The new work has a distinctly Western sound, not country, not Americana but Western. It’s also modern and popular but the guitar often has a Western movie feel (Host) and the addition of horns gives a Mexican flare. The stage helped set the tone too, bare but with a backdrop of lighting that looked like a Western sky – sometimes starry, sometime dawn or dusk. And there was a video shown on a crinkled cloud about the stage. It provided a nice feature and at times (such as Bury Your Heart) helped punctuate the mood of the song.
They opened their set with The Brightest Stars, accompanied by Prairie Fire Lady Choir, a group of dozens women who like to sing. And sing very well. Luckily the Fitz stage is huge. They were able to stroll, make their mark and stroll out for a few songs. Rogue Valley didn’t need them but it was a collaboration that made the music even better.
That was the theme for the night– collaboration makes everything better. We saw collaboration on stage – with Rogue Valley (and Prairie Fire Lady Choir and the powerful horn section) an certainly with Laurel String Quartet. It sounds like their process making this album started the long road of collaboration. Songwriter and front man Chris Koza introduced new songs to the band slowly, and the group luxuriated in a deliberate, leisurely process with no deadlines, developing the songs more together between touring. It’s made their music richer.

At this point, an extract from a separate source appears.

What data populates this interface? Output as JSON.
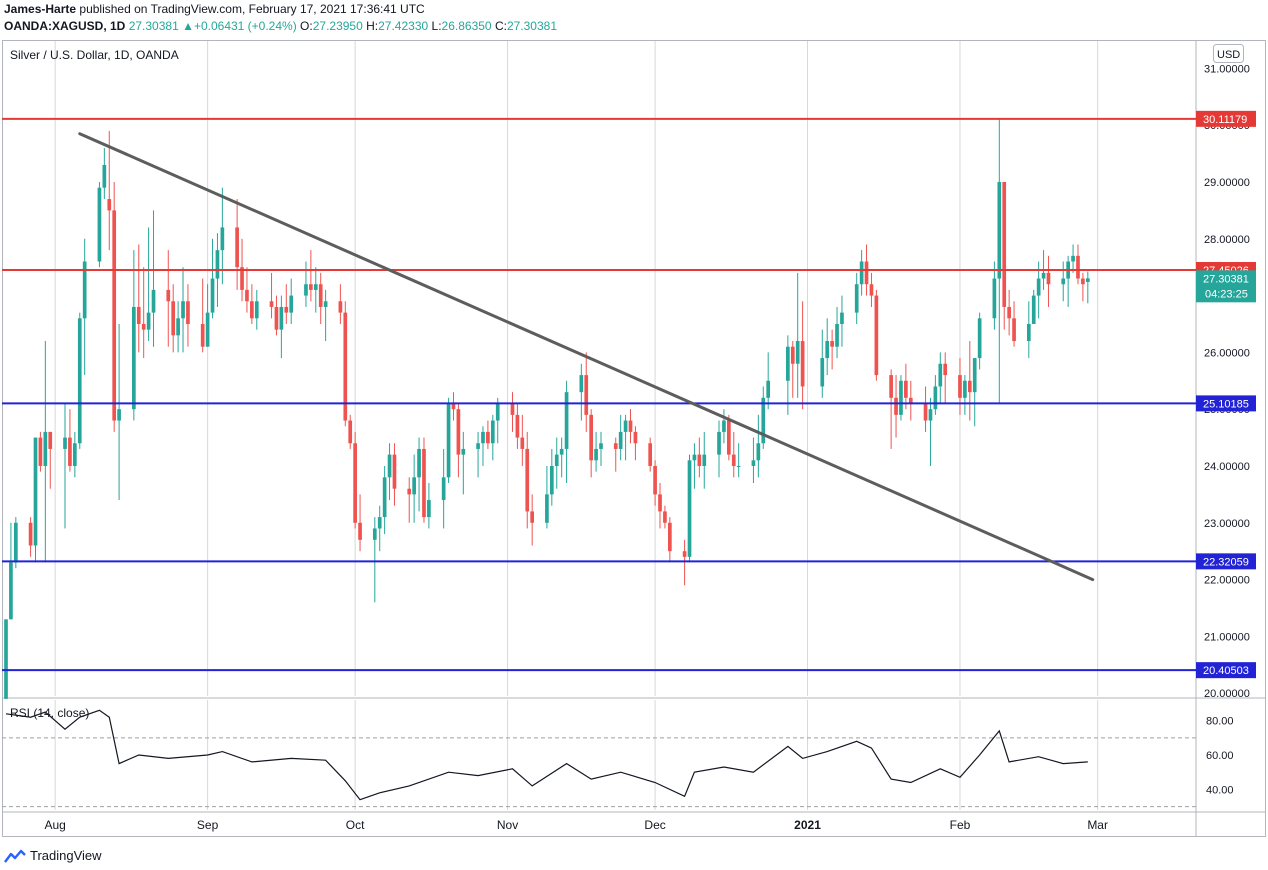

Other stand out songs – the upbeat Pulse, featuring Linnea Mohn singing (as well as playing keyboards). It’s catchy. Peter Sieve gets a little psychedelic on the guitar in breathe and the stage version ended in a great cacophony of strings and horns. Finally Transference is a great showpiece for Koza’s voice. His voice always reminds me of Simon and Garfunkel, even on a song that has more hints of Cloud Cult than Me and Julio.
The “warm up” acts weren’t bad either. The Laurel String Quartet started alone on stage with a world premiere of Adam Conrad’s Vignettes for Laurels. What a great piece for that location. Then the Laurels invited a stream of well-known musicians to join them and they made better every song by adding the depth of classical musicians. Jeremy Messersmith started with A Girl A Boy and A Graveyard. My 12 year old date could had skipped the graveyard and gone straight to heaven with that! Joe Horton gave his breathy poetic tunes. He has such a command of any stage. Nana Marie Invie, Aby Wolf and others also appeared with reigned operatic voices. And Chastity Brown sang about the heart and Colorado and talked about Black Lives Matter.
I have heard Chastity Brown speak eloquently on race and sexism before. Last night she made a point to thank while allies for their support of Black Lives Matters. It was a generous and important message to the pretty white room. A room that I suspect largely supports Black Lives Matters – but a room full of Minnesotans who need to be told they are welcome, not because we have to be at the center but we need to know we’re not in the way. It’s a well-played note that Koza thanked her for making too.